The playing field, alas, isn’t level when it comes to recovering from and gearing up after a disappointment such as a failed relationship, divorce or some other important setback in your life. It won’t surprise you that securely attached people—those raised by a loving and attuned mother—fare better when life goes south. They manage their negative emotions better, don’t engage in self-criticism, ruminate less, and are generally more emotionally resilient than those who grew up without the validation and support of a loving mother. For the unloved daughter, any painful or upsetting experience may awaken the slumbering ghosts of childhood experiences, acting as triggers that blur the line between what happened then and what’s happening now.
Janine wrote me that: “When my last, long-term relationship ended—we were together five years—I sunk like a stone. There I was again, alone and unloved, just as I was a girl. It was all I could do to get out bed and go to work and it got so bad that my colleagues and boss actually staged a kind of intervention—that’s how worried they were about me. I’m a bit better now but I feel as though I have crawled back from the brink and it’s clear that the holes in me are very much there and need to be fixed somehow.”
Here are five strategies based in science to help you cope with painful experiences, both past and present. Understanding why you feel as you do, being able to identify your emotions with clarity, and seeing how those emotions tie into your life story constitute the pathway out.
1. Use cool processing when you recall the experience
Thinking about the experience in vivid detail and focusing on what happened will only throw you back into the moment, and make you relive the pain along with the blow-by-blow of the incident. Upsetting experiences are actually stored in a different part of the brain than happy ones—it’s an evolutionary legacy meant to increase our chances of survival—and they pop into our awareness without our active participation. So you’ll have to work at combatting the hardwiring when you think and force yourself to focus on why you felt as you did, not what was said or done at the time.
2. Enhance your emotional intelligence
Being able to distinguish one emotion from another with clarity and precision is an important part of mastering the kind of understanding that aids recovery from a setback. (I’m drawing from the original research on emotional intelligence by John D. Mayer and Peter Salovey, not the blockbuster book by Daniel Goleman.) It’s often hard for insecurely attached daughters, especially those who are anxious, to untangle what they’re feeling. Are you angry, disappointed, or frightened when your lover pulls away, for example? When someone ignores or dismisses you, are you frustrated, anxious, or panicked? Again, use cool processing to think about your emotions.
One study showed that labeling your emotions by writing them down lessened reactivity in one part of the brain so grab a pen and focus.
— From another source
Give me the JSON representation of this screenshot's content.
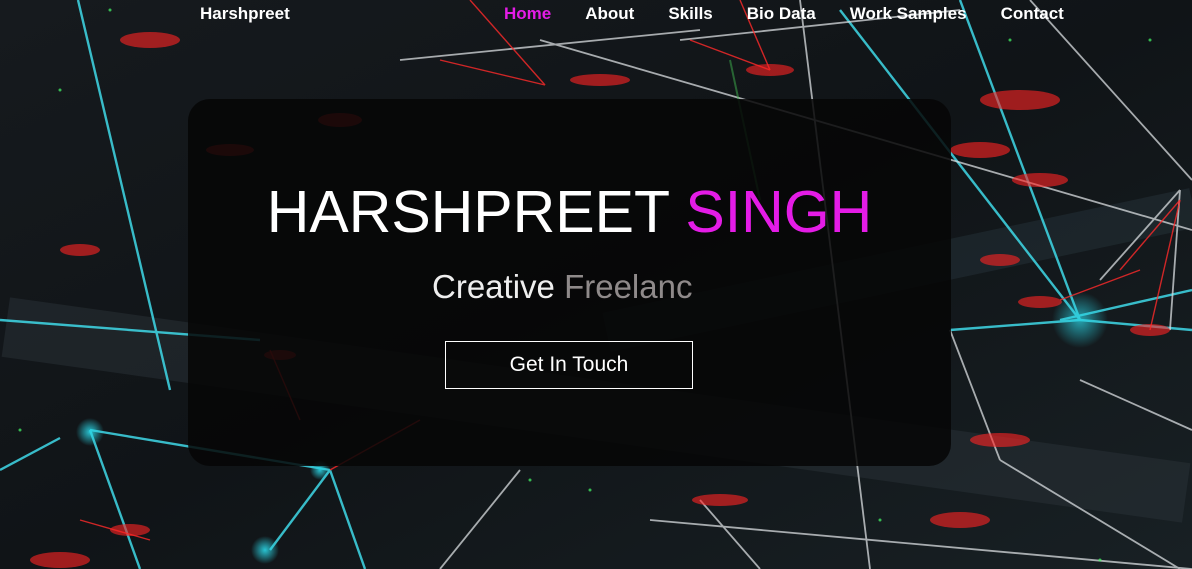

3. Confront your ruminative thinking
Are you on that horrible merry-go-round of thoughts that wakes you up at 2 a.m. and make you relive not just the painful experience but second-guess everything you did or didn’t do? Recognize this as an unconscious cycle and work to bring other thoughts into consciousness. Use self-calming techniques such as visualizing a person who makes you feel happy or secure, or a place where you feel utterly relaxed to defang the angst. Some people report success by assigning themselves a “worry time”—fifteen minutes or so in which you invite all the worst case scenarios into consciousness and battle them one by one. Again, rumination is yet another example of “hot” process or reliving the moment so do your best to cool your thoughts down.
4. Activate your psychological immune system
Luckily, according to Dr. Daniel Gilbert, we’re not entirely defenseless when something painful happens; we have internalized coping mechanisms, which he calls “the psychological immune system.” This way of thinking has to be used with care—you don’t want to rationalize the experience in such a way that you bear no responsibility—but it can help to tamp down the pain, especially if you’re using cool processing. So, instead of remembering how sweet and loving your ex could be at times, focus on how he always withdrew at your every request to talk things through, no matter how reasonable. Instead of focusing on how alone and abandoned you feel, recall your acute sense of loneliness when you realized he wasn’t listening or understanding you at all. Again, becoming consciously aware of why you are feeling what you’re feeling is key.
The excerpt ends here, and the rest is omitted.